I am self-studying the theory of minimal surfaces from Colding-Minicozzi's "A Course in Minimal Surfaces". In section $8$ of the first Chapter (to be more precise page 40) they derive the second variation formula for the volume functional. I have a question regarding that. The situation is as follows :
$\Sigma^k\subset M^n$ is a minimal submanifold and $F$ is a variation of $\Sigma$ with compact support. $F$ is assumed to be a normal variation, i.e., $F_{t}^T=0$. Now they derive the second variation and they get the formula
$$\frac{d^2}{dt^2}\bigg|_{t=0}(\text{Vol}(F(\Sigma,t)))=-\int_{\Sigma}\langle F_t, LF_t\rangle$$
where $L$ is the $stability \ operator$ defined as follows
$$LX=\Delta^{N}_\Sigma X+\tilde{A}(X)+\text{Tr}[Rm_M(\cdot,X)\cdot].$$
where $X$ is normal vector field to $\Sigma$, Rm$_M$ is the Riemann Curvature tensor of $M$ and $\tilde{A}$ is the Simons' operator.

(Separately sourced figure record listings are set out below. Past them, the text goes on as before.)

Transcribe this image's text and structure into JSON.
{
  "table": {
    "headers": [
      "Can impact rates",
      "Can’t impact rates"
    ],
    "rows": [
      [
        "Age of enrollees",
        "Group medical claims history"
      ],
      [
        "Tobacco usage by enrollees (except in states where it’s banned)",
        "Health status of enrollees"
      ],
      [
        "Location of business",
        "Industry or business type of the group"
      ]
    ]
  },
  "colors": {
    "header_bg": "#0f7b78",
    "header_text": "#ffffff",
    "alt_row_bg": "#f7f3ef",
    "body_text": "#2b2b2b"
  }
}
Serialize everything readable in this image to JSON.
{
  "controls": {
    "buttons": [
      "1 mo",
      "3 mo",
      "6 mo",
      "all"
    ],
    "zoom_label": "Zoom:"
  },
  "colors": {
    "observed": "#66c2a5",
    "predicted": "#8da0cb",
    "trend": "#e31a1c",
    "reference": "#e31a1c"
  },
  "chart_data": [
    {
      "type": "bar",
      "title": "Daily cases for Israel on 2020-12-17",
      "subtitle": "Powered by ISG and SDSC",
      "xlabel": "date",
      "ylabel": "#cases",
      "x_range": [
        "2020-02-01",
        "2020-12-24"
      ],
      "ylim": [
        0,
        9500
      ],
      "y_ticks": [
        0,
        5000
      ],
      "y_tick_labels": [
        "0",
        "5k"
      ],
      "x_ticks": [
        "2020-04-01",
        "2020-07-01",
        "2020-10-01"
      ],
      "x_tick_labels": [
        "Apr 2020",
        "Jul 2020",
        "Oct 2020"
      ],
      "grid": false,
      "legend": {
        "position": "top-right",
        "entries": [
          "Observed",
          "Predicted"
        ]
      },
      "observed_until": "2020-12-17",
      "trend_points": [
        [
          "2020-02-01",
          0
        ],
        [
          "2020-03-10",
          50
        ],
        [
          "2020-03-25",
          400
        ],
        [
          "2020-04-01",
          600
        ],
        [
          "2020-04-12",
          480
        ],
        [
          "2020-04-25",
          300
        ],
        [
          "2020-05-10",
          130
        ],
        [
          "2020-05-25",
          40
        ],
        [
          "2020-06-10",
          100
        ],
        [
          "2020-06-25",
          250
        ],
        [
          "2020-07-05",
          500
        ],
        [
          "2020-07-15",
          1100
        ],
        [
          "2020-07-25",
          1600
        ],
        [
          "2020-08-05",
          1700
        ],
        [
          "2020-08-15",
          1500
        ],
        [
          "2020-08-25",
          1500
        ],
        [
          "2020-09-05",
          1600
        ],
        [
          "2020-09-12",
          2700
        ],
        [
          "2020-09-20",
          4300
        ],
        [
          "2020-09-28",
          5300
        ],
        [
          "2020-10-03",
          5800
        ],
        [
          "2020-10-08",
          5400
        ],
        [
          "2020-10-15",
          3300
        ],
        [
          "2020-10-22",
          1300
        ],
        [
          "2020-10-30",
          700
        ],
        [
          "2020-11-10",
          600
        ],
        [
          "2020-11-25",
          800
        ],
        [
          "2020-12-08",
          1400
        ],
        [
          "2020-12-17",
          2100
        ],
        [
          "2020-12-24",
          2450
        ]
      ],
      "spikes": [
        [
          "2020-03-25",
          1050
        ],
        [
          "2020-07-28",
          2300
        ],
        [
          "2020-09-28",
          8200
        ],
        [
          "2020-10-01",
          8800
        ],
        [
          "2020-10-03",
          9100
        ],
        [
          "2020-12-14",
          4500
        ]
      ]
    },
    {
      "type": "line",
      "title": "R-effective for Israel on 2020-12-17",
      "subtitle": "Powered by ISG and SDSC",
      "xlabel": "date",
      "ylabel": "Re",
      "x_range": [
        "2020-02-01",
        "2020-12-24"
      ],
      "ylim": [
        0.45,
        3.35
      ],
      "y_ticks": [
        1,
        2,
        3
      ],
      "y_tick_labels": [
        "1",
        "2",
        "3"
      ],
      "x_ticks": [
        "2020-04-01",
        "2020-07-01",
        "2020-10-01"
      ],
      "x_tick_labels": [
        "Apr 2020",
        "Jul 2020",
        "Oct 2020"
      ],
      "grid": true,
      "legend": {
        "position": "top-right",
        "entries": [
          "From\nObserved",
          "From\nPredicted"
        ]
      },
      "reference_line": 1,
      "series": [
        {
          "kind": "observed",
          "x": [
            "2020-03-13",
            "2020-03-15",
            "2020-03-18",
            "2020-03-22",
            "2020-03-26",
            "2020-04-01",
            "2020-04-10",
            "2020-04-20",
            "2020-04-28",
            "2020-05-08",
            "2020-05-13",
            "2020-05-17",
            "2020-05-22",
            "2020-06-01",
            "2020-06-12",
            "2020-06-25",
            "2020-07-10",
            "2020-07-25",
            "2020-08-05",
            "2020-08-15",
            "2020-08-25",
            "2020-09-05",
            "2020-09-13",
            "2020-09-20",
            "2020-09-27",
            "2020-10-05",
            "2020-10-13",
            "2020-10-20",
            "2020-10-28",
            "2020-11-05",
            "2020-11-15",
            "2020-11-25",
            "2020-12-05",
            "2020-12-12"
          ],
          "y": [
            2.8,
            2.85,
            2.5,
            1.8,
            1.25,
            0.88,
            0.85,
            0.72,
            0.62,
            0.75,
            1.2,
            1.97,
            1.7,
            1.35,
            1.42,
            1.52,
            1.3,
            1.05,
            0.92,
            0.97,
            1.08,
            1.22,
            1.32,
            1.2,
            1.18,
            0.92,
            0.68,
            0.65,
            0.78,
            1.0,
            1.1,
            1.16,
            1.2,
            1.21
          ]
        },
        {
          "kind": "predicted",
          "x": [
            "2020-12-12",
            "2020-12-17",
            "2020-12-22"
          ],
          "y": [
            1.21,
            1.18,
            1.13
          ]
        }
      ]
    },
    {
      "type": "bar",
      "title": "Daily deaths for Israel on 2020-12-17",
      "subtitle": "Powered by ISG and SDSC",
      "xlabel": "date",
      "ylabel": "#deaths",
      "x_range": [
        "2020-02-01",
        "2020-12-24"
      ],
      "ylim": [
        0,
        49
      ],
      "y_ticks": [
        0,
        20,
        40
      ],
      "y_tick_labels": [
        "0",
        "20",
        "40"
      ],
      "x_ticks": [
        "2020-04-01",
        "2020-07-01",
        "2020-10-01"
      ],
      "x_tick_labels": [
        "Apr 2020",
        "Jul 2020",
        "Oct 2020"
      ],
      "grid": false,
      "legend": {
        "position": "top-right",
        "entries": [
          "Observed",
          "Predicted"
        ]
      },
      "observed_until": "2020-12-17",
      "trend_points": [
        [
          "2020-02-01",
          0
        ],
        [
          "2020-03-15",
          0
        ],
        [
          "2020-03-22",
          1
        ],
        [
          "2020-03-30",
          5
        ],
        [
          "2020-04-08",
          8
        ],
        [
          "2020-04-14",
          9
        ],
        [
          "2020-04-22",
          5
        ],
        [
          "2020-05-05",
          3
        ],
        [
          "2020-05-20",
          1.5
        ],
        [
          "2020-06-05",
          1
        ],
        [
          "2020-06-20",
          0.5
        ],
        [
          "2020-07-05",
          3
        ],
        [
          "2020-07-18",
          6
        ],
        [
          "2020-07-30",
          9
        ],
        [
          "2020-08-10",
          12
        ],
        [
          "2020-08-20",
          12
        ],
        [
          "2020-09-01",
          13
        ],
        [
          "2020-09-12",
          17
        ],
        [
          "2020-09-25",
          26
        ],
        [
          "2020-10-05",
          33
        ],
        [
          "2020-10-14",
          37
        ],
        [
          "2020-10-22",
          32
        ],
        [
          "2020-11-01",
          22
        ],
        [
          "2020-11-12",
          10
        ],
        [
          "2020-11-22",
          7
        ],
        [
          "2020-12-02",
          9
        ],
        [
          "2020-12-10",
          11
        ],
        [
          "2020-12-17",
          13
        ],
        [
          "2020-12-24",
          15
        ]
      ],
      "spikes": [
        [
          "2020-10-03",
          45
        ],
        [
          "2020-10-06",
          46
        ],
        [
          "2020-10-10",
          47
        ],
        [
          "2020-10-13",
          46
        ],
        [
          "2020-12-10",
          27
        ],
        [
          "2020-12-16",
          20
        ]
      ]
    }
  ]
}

Now they say that $L$ is a self-adjoint and hence $LX$ should be a normal vector field to $\Sigma$. Clearly the first term in the definition of $L$ is normal to $\Sigma$, $\tilde{A}$ by definition is normal to $\Sigma$ as well.
My question is that why is the term $\text{Tr}[Rm_M(\cdot,X)\cdot]$ normal to $\Sigma$ ?